La pointe nord-ouest du département de la Manche compte effectivement un nombre important de toponymes et de patronymes scandinaves.

La fondation Leverhulme Trust, qui a financé d’autres travaux universitaires consacrés à l’identité historique européenne de la population québécoise, a investi dans ces travaux de recherche à hauteur de 300 000 euros.

De ce côté de la Manche, le Centre de Recherches Archéologiques et Historiques Anciennes et Médiévales (CRAHAM) de l’université de Caen s’est associé à ces recherches.

Le docteur Richard Jones, maître de conférences en histoire à l’université de Leicester, indique que « l’objectif, c’est de connaître l’intensité de la colonisation scandinave aux IXe et Xe siècle dans le Cotentin, son ampleur, mais aussi si les colons sont restés entre eux ou bien se sont mariés avec les locaux ». On peut rappeler que le premier duc de Normandie, Rollon, a opté pour la seconde solution puisqu’il a épousé Poppa de Bayeux, à l’ascendance franque. Cet exemple a-t-il été suivi au sein de la population ?

En pratique, cette mission scientifique britannique a consisté à prélever de la salive à des volontaires afin de comparer leur ADN à celui des Vikings via un « gène référent ». Cette opération s’est déroulée sur l’espace (court) d’un week-end, les 15 et 16 juin, à Valognes, dans la Manche.
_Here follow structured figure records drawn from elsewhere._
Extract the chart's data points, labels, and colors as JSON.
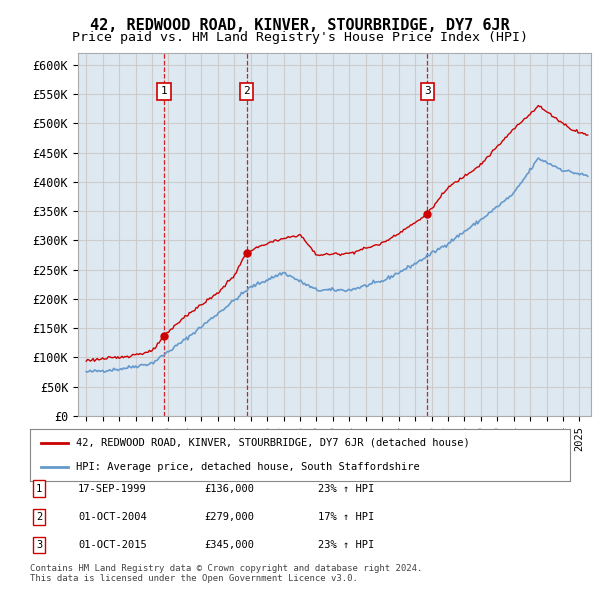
{
  "title": "42, REDWOOD ROAD, KINVER, STOURBRIDGE, DY7 6JR",
  "subtitle": "Price paid vs. HM Land Registry's House Price Index (HPI)",
  "ylim": [
    0,
    620000
  ],
  "yticks": [
    0,
    50000,
    100000,
    150000,
    200000,
    250000,
    300000,
    350000,
    400000,
    450000,
    500000,
    550000,
    600000
  ],
  "ytick_labels": [
    "£0",
    "£50K",
    "£100K",
    "£150K",
    "£200K",
    "£250K",
    "£300K",
    "£350K",
    "£400K",
    "£450K",
    "£500K",
    "£550K",
    "£600K"
  ],
  "sales": [
    {
      "date_num": 1999.72,
      "price": 136000,
      "label": "1"
    },
    {
      "date_num": 2004.75,
      "price": 279000,
      "label": "2"
    },
    {
      "date_num": 2015.75,
      "price": 345000,
      "label": "3"
    }
  ],
  "sale_lines": [
    1999.72,
    2004.75,
    2015.75
  ],
  "legend_property": "42, REDWOOD ROAD, KINVER, STOURBRIDGE, DY7 6JR (detached house)",
  "legend_hpi": "HPI: Average price, detached house, South Staffordshire",
  "table_entries": [
    {
      "num": "1",
      "date": "17-SEP-1999",
      "price": "£136,000",
      "change": "23% ↑ HPI"
    },
    {
      "num": "2",
      "date": "01-OCT-2004",
      "price": "£279,000",
      "change": "17% ↑ HPI"
    },
    {
      "num": "3",
      "date": "01-OCT-2015",
      "price": "£345,000",
      "change": "23% ↑ HPI"
    }
  ],
  "footer": "Contains HM Land Registry data © Crown copyright and database right 2024.\nThis data is licensed under the Open Government Licence v3.0.",
  "property_color": "#cc0000",
  "hpi_color": "#6699cc",
  "bg_color": "#dde8f0",
  "plot_bg": "#ffffff",
  "grid_color": "#cccccc",
  "title_fontsize": 11,
  "subtitle_fontsize": 9.5,
  "axis_fontsize": 8.5
}
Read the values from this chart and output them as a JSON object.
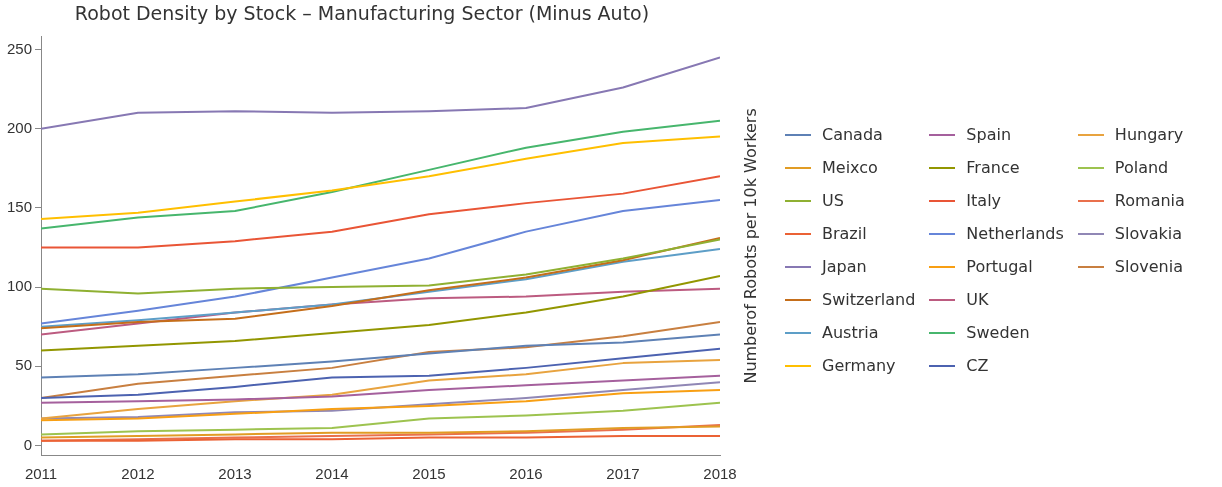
{
  "chart_data": {
    "type": "line",
    "title": "Robot Density by Stock – Manufacturing Sector (Minus Auto)",
    "ylabel": "Numberof Robots per 10k Workers",
    "x": [
      2011,
      2012,
      2013,
      2014,
      2015,
      2016,
      2017,
      2018
    ],
    "xlim": [
      2011,
      2018
    ],
    "xticks": [
      2011,
      2012,
      2013,
      2014,
      2015,
      2016,
      2017,
      2018
    ],
    "ylim": [
      -6,
      258
    ],
    "yticks": [
      0,
      50,
      100,
      150,
      200,
      250
    ],
    "grid": false,
    "legend": "right",
    "marker": "none",
    "line_style": "solid",
    "series": [
      {
        "name": "Canada",
        "color": "#5e81b5",
        "values": [
          43,
          45,
          49,
          53,
          58,
          63,
          65,
          70
        ]
      },
      {
        "name": "Meixco",
        "color": "#e19c24",
        "values": [
          5,
          6,
          7,
          8,
          8,
          9,
          11,
          12
        ]
      },
      {
        "name": "US",
        "color": "#8fb032",
        "values": [
          99,
          96,
          99,
          100,
          101,
          108,
          118,
          130
        ]
      },
      {
        "name": "Brazil",
        "color": "#eb6235",
        "values": [
          3,
          3,
          4,
          4,
          5,
          5,
          6,
          6
        ]
      },
      {
        "name": "Japan",
        "color": "#8778b3",
        "values": [
          200,
          210,
          211,
          210,
          211,
          213,
          226,
          245
        ]
      },
      {
        "name": "Switzerland",
        "color": "#c56e1a",
        "values": [
          74,
          78,
          80,
          88,
          98,
          106,
          117,
          131
        ]
      },
      {
        "name": "Austria",
        "color": "#5d9ec7",
        "values": [
          75,
          79,
          84,
          89,
          97,
          105,
          116,
          124
        ]
      },
      {
        "name": "Germany",
        "color": "#ffbf00",
        "values": [
          143,
          147,
          154,
          161,
          170,
          181,
          191,
          195
        ]
      },
      {
        "name": "Spain",
        "color": "#a5609d",
        "values": [
          27,
          28,
          29,
          31,
          35,
          38,
          41,
          44
        ]
      },
      {
        "name": "France",
        "color": "#929600",
        "values": [
          60,
          63,
          66,
          71,
          76,
          84,
          94,
          107
        ]
      },
      {
        "name": "Italy",
        "color": "#e95536",
        "values": [
          125,
          125,
          129,
          135,
          146,
          153,
          159,
          170
        ]
      },
      {
        "name": "Netherlands",
        "color": "#6685d9",
        "values": [
          77,
          85,
          94,
          106,
          118,
          135,
          148,
          155
        ]
      },
      {
        "name": "Portugal",
        "color": "#f89f13",
        "values": [
          16,
          17,
          20,
          23,
          25,
          28,
          33,
          35
        ]
      },
      {
        "name": "UK",
        "color": "#bc5b80",
        "values": [
          70,
          77,
          84,
          89,
          93,
          94,
          97,
          99
        ]
      },
      {
        "name": "Sweden",
        "color": "#47b66d",
        "values": [
          137,
          144,
          148,
          160,
          174,
          188,
          198,
          205
        ]
      },
      {
        "name": "CZ",
        "color": "#4c62b0",
        "values": [
          30,
          32,
          37,
          43,
          44,
          49,
          55,
          61
        ]
      },
      {
        "name": "Hungary",
        "color": "#e8a33f",
        "values": [
          17,
          23,
          28,
          32,
          41,
          45,
          52,
          54
        ]
      },
      {
        "name": "Poland",
        "color": "#9dc34f",
        "values": [
          7,
          9,
          10,
          11,
          17,
          19,
          22,
          27
        ]
      },
      {
        "name": "Romania",
        "color": "#e9704c",
        "values": [
          3,
          4,
          5,
          6,
          7,
          8,
          10,
          13
        ]
      },
      {
        "name": "Slovakia",
        "color": "#9087b5",
        "values": [
          17,
          18,
          21,
          22,
          26,
          30,
          35,
          40
        ]
      },
      {
        "name": "Slovenia",
        "color": "#c87f40",
        "values": [
          30,
          39,
          44,
          49,
          59,
          62,
          69,
          78
        ]
      }
    ]
  }
}
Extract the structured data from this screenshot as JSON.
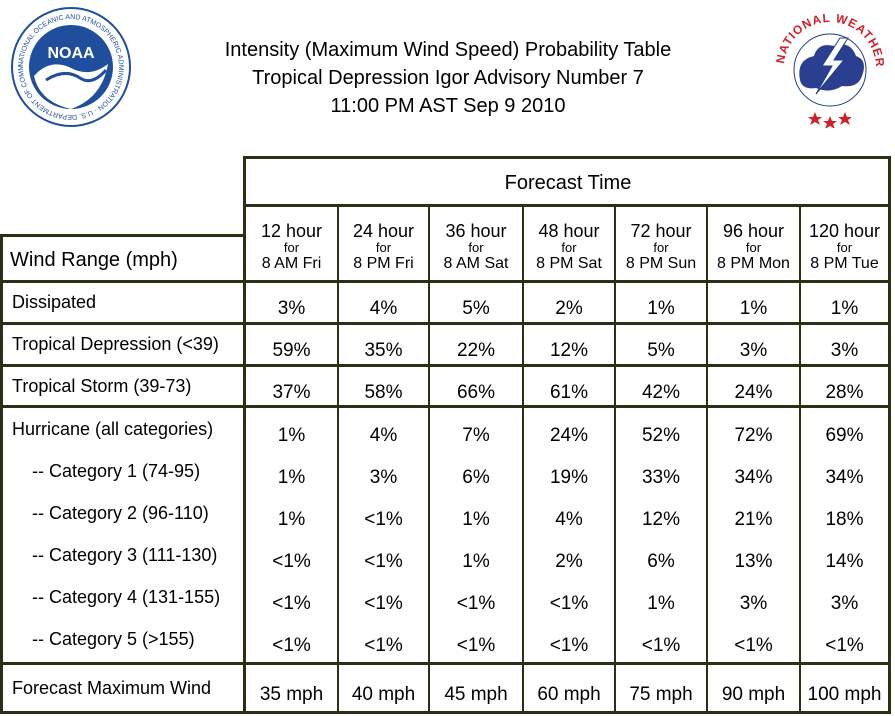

La Commission nationale de l’informatique et des libertés (CNIL) avait autorisé cette manifestation en la limitant à deux jours.

Afin de participer à ce prélèvement, outre être volontaire et présent physiquement à Valognes quelques jours avant le solstice d’été, des conditions non cumulatives étaient exigées :

– avoir un patronyme présent depuis le XIe siècle en France ou d’origine scandinave (comme, l’ancien champion cycliste Anquetil mais aussi Ingouf, Osouf, Osmont, Hérout, Dutot, Lanfry, Tougis, Quetel, Gonfray, Equilbec…) ;

– ou bien avoir quatre grands-parents (sur quatre) ayant toujours vécu dans un rayon de 50 km autour de son lieu de vie actuel.

À partir de ces tests, le docteur Richard Jones pourra conclure qu’il y a une probabilité qu’une personne ait eu, autour du Xe siècle, un ancêtre scandinave. Cette étude, selon l’universitaire, portera sur 2 % de l’ADN, ce qui laisse une large marge d’erreur (ou d’espoir ?) pour les recalés du test dont les résultats seront connus à la fin de l’année et publiés en 2016.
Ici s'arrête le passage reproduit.